🤖 AI Summary
This work addresses the challenge of efficiently supporting multidimensional range and nearest-neighbor queries in memory by proposing a novel sliced k-d tree (skd-tree). The structure partitions subtree spaces into multiple slices along a single dimension and integrates compressed split points, B+-tree–style node organization, and a top-down balanced construction strategy to substantially reduce tree height and memory overhead. Furthermore, it leverages constant-time SIMD instructions to accelerate query processing and introduces an efficient update algorithm. Experimental results on both real-world and synthetic datasets demonstrate that the skd-tree significantly outperforms existing methods in terms of query performance and update efficiency.
📝 Abstract
In this paper, we revisit the problem of indexing multi-dimensional data in memory for the efficient support of multi-dimensional range queries and nearest neighbor queries. This is a classic problem in main-memory databases, where there is a need for indexing multiple columns simultaneously. Established data structures include the R-tree, kd-tree, quad-tree, and grid-based partitioning. More recently, multi-dimensional learned indexes have also been proposed to address this problem.
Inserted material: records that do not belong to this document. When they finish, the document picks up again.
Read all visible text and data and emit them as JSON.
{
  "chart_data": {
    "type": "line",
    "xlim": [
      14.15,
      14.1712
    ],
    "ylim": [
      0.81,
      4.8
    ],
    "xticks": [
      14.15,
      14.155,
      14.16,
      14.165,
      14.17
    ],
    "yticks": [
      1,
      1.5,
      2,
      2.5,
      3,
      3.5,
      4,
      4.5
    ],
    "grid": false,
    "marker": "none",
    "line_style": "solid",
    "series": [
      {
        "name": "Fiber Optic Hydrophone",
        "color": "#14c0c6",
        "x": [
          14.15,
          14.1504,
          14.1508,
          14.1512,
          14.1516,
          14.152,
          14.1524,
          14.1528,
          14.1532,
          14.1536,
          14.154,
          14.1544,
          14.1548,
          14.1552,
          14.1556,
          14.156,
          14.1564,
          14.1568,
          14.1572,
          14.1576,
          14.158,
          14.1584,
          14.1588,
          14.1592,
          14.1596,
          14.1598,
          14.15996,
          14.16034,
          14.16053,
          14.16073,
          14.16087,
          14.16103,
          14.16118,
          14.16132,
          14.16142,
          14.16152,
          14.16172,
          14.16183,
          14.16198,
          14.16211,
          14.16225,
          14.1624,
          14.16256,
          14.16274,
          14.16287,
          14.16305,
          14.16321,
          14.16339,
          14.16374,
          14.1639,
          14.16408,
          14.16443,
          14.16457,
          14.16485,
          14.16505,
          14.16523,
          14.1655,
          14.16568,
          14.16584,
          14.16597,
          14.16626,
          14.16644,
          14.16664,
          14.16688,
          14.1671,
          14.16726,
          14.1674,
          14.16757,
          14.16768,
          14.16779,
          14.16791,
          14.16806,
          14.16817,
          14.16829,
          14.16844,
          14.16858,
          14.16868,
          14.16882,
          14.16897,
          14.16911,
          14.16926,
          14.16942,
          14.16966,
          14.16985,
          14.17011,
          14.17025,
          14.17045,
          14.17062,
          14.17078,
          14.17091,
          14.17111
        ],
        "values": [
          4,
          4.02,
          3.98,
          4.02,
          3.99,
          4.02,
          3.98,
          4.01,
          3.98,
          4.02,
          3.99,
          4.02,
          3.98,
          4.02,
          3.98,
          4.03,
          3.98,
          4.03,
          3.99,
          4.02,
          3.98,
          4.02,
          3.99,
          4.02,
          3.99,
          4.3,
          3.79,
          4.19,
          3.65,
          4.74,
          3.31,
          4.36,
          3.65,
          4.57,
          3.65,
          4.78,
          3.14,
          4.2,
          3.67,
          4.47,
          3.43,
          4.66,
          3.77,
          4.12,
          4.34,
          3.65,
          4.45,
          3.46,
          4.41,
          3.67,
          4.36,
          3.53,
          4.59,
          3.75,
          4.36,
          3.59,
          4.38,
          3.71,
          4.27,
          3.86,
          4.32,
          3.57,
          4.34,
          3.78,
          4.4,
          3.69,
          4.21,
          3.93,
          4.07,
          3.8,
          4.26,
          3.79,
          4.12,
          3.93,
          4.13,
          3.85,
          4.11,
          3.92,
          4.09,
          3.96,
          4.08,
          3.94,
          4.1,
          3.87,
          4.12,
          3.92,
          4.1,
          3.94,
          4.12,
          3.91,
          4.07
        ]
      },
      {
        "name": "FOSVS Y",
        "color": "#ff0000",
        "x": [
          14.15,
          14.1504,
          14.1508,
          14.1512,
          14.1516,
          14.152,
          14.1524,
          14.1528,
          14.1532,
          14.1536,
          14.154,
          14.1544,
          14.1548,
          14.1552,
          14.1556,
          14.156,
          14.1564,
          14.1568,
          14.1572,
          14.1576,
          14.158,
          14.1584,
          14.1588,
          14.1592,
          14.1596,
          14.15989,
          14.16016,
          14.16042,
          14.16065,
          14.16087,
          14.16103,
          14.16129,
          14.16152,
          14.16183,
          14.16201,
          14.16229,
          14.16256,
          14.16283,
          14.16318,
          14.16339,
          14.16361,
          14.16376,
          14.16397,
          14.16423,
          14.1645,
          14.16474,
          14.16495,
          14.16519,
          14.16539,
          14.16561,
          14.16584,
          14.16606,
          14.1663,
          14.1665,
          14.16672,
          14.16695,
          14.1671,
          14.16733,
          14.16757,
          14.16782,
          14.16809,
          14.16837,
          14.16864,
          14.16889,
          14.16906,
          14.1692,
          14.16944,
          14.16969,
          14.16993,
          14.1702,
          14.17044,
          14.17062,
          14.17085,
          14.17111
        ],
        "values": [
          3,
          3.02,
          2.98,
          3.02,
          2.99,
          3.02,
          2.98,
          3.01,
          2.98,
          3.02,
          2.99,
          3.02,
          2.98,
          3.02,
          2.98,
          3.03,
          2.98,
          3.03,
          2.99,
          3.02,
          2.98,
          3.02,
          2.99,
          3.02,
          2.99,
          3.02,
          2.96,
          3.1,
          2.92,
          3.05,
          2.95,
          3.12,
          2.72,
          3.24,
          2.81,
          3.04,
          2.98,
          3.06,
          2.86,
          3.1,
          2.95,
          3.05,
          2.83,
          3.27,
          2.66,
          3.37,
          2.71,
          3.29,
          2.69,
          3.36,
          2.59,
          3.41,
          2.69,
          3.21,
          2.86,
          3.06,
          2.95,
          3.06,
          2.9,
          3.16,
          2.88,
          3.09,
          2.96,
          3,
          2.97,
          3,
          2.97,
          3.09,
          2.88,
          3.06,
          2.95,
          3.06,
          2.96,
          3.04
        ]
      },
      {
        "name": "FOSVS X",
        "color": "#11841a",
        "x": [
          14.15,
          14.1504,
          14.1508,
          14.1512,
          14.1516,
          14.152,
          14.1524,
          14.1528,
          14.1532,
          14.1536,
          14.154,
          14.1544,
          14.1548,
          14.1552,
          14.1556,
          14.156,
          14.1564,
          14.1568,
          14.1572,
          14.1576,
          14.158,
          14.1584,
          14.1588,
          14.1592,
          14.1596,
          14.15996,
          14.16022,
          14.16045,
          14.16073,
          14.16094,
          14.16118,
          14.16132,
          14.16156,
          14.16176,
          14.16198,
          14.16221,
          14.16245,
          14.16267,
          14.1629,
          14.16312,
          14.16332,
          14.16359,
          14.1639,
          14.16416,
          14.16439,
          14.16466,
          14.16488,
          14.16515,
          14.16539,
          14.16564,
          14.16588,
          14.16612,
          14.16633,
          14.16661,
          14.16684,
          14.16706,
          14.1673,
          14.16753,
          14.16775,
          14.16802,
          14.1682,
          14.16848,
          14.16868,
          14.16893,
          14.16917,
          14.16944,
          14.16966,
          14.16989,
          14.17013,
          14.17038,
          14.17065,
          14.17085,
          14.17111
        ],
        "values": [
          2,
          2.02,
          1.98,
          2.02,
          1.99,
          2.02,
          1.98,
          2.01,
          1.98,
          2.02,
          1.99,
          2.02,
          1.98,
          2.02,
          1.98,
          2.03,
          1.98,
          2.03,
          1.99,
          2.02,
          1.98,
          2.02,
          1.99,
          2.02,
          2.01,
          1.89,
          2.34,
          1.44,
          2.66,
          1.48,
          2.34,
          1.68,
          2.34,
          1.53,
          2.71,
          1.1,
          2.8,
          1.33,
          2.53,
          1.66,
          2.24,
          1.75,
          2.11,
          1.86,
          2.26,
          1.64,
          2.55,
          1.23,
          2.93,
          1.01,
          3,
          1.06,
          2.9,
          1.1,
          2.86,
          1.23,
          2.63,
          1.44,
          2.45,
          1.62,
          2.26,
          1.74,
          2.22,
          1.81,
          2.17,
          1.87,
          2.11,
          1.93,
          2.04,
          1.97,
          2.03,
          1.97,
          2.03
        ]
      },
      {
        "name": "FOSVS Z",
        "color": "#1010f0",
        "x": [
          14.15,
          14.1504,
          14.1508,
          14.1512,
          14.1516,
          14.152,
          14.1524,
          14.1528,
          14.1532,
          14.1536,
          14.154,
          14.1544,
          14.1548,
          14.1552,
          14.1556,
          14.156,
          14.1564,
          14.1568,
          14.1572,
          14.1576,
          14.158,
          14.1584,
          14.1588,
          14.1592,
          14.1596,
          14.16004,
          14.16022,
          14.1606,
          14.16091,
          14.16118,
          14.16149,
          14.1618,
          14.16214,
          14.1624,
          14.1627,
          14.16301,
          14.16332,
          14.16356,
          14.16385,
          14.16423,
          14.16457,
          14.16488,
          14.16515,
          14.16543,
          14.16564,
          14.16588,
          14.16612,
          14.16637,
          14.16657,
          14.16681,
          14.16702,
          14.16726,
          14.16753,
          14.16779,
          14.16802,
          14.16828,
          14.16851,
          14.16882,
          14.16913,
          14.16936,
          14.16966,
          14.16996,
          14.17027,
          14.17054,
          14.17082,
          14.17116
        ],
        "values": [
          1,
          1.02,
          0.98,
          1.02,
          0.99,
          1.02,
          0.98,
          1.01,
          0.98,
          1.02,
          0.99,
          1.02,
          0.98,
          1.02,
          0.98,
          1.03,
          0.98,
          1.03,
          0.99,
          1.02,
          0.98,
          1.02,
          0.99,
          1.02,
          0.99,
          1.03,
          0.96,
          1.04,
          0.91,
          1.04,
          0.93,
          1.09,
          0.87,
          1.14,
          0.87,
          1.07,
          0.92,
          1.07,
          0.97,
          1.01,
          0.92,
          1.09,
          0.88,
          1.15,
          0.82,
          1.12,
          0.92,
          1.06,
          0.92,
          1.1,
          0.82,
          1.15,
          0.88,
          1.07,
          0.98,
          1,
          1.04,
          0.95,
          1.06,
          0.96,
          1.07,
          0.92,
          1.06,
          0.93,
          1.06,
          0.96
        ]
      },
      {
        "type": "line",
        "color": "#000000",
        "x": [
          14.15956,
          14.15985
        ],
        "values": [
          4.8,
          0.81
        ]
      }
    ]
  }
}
We propose slicing kd-tree (skd-tree), a variant of the kd-tree, where each node partitions the space of its subtree into multiple slices across a single splitting dimension. By compressing the splitters of the partitions and with the help of data-parallelism, we (i) radically reduce the number of levels of the tree and (ii) limit the number of computations required for multi-dimensional range and proximity queries. The nodes of the skd-tree resemble the nodes of a main-memory B+-tree, however, a different dimension is used at each level. Our novel range and kNN algorithms on the skd-tree apply only a small constant number of SIMD instructions at each node during tree traversal. Our contributions also include a novel top-down construction algorithm, different types of inner and leaf nodes that warrant tree balancing, and a novel update algorithm. Our skd-tree achieves strong performance compared to existing methods, according to our experimental evaluation on real and synthetic datasets.